Cymodocée conçut alors le dessein d’apaiser Démodocus.

« Pontife sacré, lui dit-elle, calme, je t’en supplie, les transports de ta colère : la colère, comme la faim, est mère des mauvais conseils 58. Nous pouvons encore réparer ma faute. Le jeune homme m’a dit son nom. Tu connoîtras peut-être son antique race : il se nomme Eudore, il est fils de Lasthénès. »

La douce persuasion porta ces paroles adroites au fond du cœur de Démodocus : il embrassa tendrement Cymodocée.

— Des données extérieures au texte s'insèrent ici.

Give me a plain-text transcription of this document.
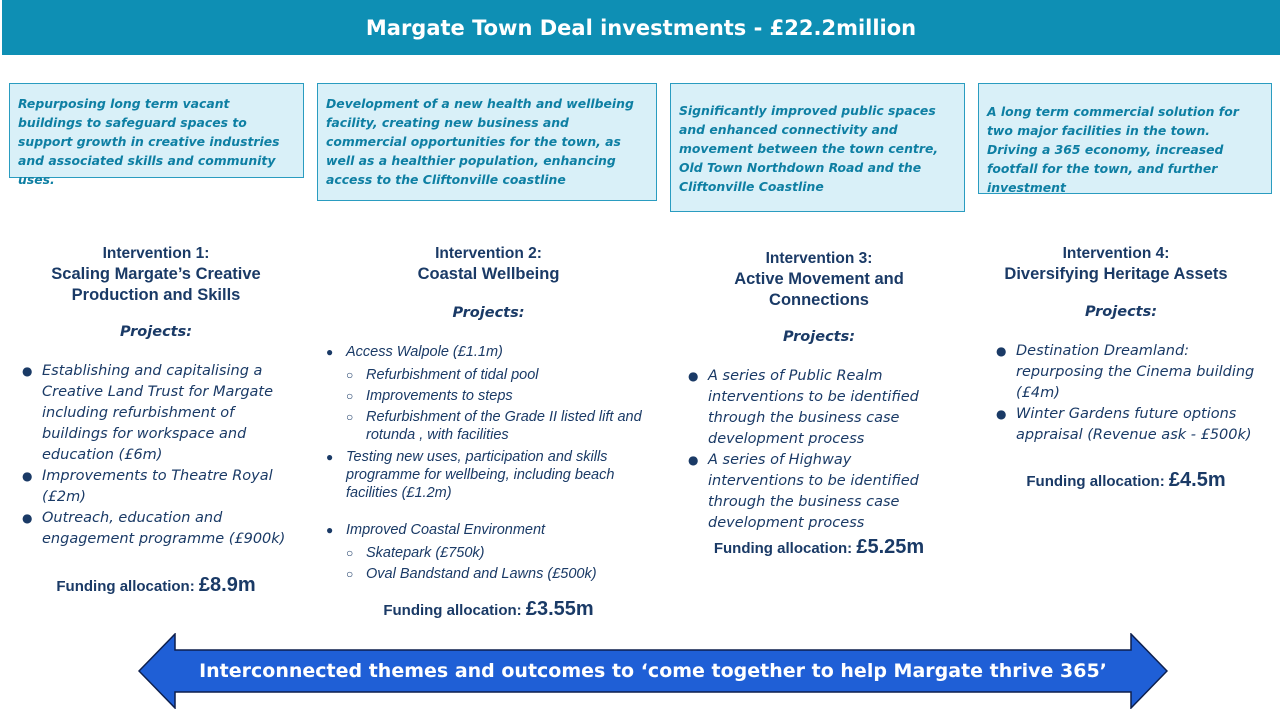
Margate Town Deal investments - £22.2million
Repurposing long term vacant buildings to safeguard spaces to support growth in creative industries and associated skills and community uses.
Development of a new health and wellbeing facility, creating new business and commercial opportunities for the town, as well as a healthier population, enhancing access to the Cliftonville coastline
Significantly improved public spaces and enhanced connectivity and movement between the town centre, Old Town Northdown Road and the Cliftonville Coastline
A long term commercial solution for two major facilities in the town. Driving a 365 economy, increased footfall for the town, and further investment
Intervention 1:
Scaling Margate’s Creative Production and Skills
Projects:
● Establishing and capitalising a Creative Land Trust for Margate including refurbishment of buildings for workspace and education (£6m)
● Improvements to Theatre Royal (£2m)
● Outreach, education and engagement programme (£900k)
Funding allocation: £8.9m
Intervention 2:
Coastal Wellbeing
Projects:
● Access Walpole (£1.1m)
○ Refurbishment of tidal pool
○ Improvements to steps
○ Refurbishment of the Grade II listed lift and rotunda , with facilities
● Testing new uses, participation and skills programme for wellbeing, including beach facilities (£1.2m)
● Improved Coastal Environment
○ Skatepark (£750k)
○ Oval Bandstand and Lawns (£500k)
Funding allocation: £3.55m
Intervention 3:
Active Movement and Connections
Projects:
● A series of Public Realm interventions to be identified through the business case development process
● A series of Highway interventions to be identified through the business case development process
Funding allocation: £5.25m
Intervention 4:
Diversifying Heritage Assets
Projects:
● Destination Dreamland: repurposing the Cinema building (£4m)
● Winter Gardens future options appraisal (Revenue ask - £500k)
Funding allocation: £4.5m
Interconnected themes and outcomes to ‘come together to help Margate thrive 365’
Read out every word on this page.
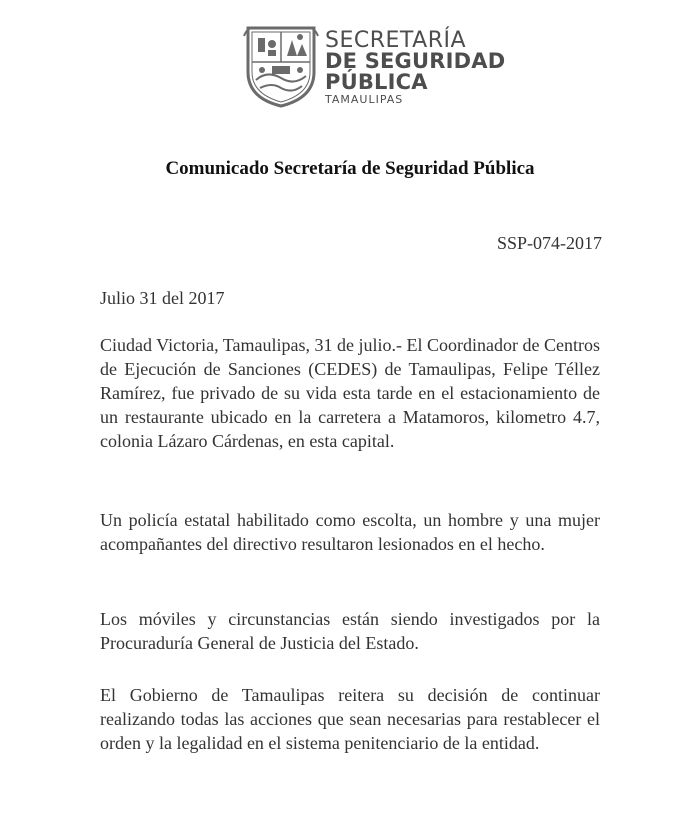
SECRETARÍA
DE SEGURIDAD
PÚBLICA
TAMAULIPAS
Comunicado Secretaría de Seguridad Pública
SSP-074-2017
Julio 31 del 2017

Ciudad Victoria, Tamaulipas, 31 de julio.- El Coordinador de Centros de Ejecución de Sanciones (CEDES) de Tamaulipas, Felipe Téllez Ramírez, fue privado de su vida esta tarde en el estacionamiento de un restaurante ubicado en la carretera a Matamoros, kilometro 4.7, colonia Lázaro Cárdenas, en esta capital.

Un policía estatal habilitado como escolta, un hombre y una mujer acompañantes del directivo resultaron lesionados en el hecho.

Los móviles y circunstancias están siendo investigados por la Procuraduría General de Justicia del Estado.

El Gobierno de Tamaulipas reitera su decisión de continuar realizando todas las acciones que sean necesarias para restablecer el orden y la legalidad en el sistema penitenciario de la entidad.
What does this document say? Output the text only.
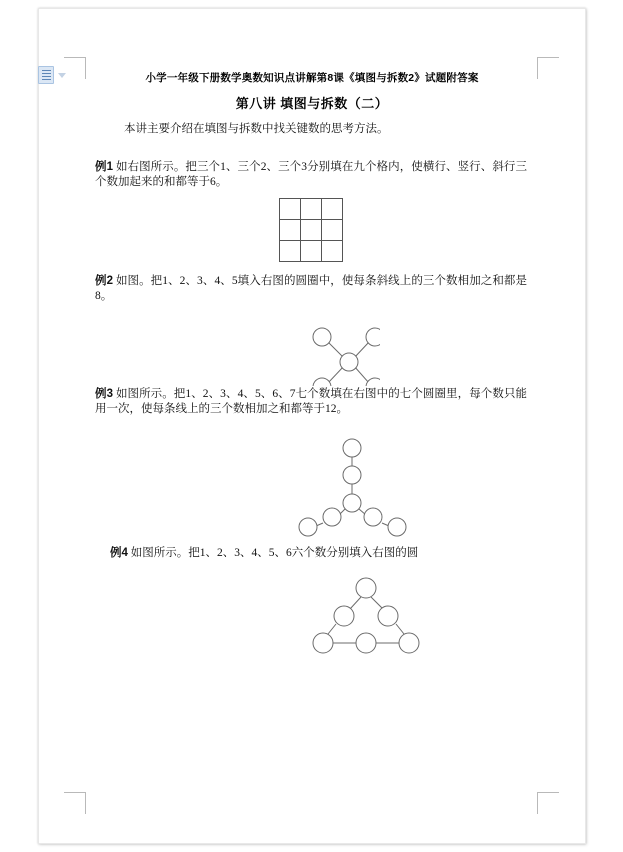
小学一年级下册数学奥数知识点讲解第8课《填图与拆数2》试题附答案
第八讲 填图与拆数（二）
本讲主要介绍在填图与拆数中找关键数的思考方法。
例1 如右图所示。把三个1、三个2、三个3分别填在九个格内，使横行、竖行、斜行三个数加起来的和都等于6。
例2 如图。把1、2、3、4、5填入右图的圆圈中，使每条斜线上的三个数相加之和都是8。
例3 如图所示。把1、2、3、4、5、6、7七个数填在右图中的七个圆圈里，每个数只能用一次，使每条线上的三个数相加之和都等于12。
例4 如图所示。把1、2、3、4、5、6六个数分别填入右图的圆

« Ma fille, lui dit-il, ce n’est pas en vain que j’ai pris soin d’instruire ta jeunesse : il n’y a point de vierge de ton âge que tu ne surpasses par la solidité de ton esprit, et les Grâces seules sont plus habiles que toi à broder des voiles. Mais qui pourroit égaler les Grâces 59, surtout la plus jeune, la divine Pasithée ? Il est vrai, ma fille, je connois la race antique d’Eudore, fils de Lasthénès. Je ne le cède à personne dans la science de la généalogie des dieux et des hommes ; jadis même je n’aurois été vaincu que par Orphée, Linus, Homère, ou le vieillard d’Ascrée 60, car les hommes d’autrefois étoient très-supérieurs à ceux d’aujourd’hui. Lasthénès est un des principaux habitants de l’Arcadie. Il est issu du sang des dieux et des héros, puisqu’il descend du fleuve Alphée, et qu’il compte parmi ses aïeux le grand Philopœmen et Polybe aimé de Calliope, fille de Saturne et d’Astrée 61. Il a lui-même triomphé dans les jeux sanglants du dieu de la guerre ; il est chéri de nos princes ; on l’a vu revêtu des plus grandes charges de l’État et de l’armée. Demain, aussitôt que Dicé, Irène et Eunomie 62, aimables Heures, auront ouvert les portes du jour, nous monterons sur un char, et nous irons offrir des présents à Eudore, dont la renommée publie la sagesse et la valeur. »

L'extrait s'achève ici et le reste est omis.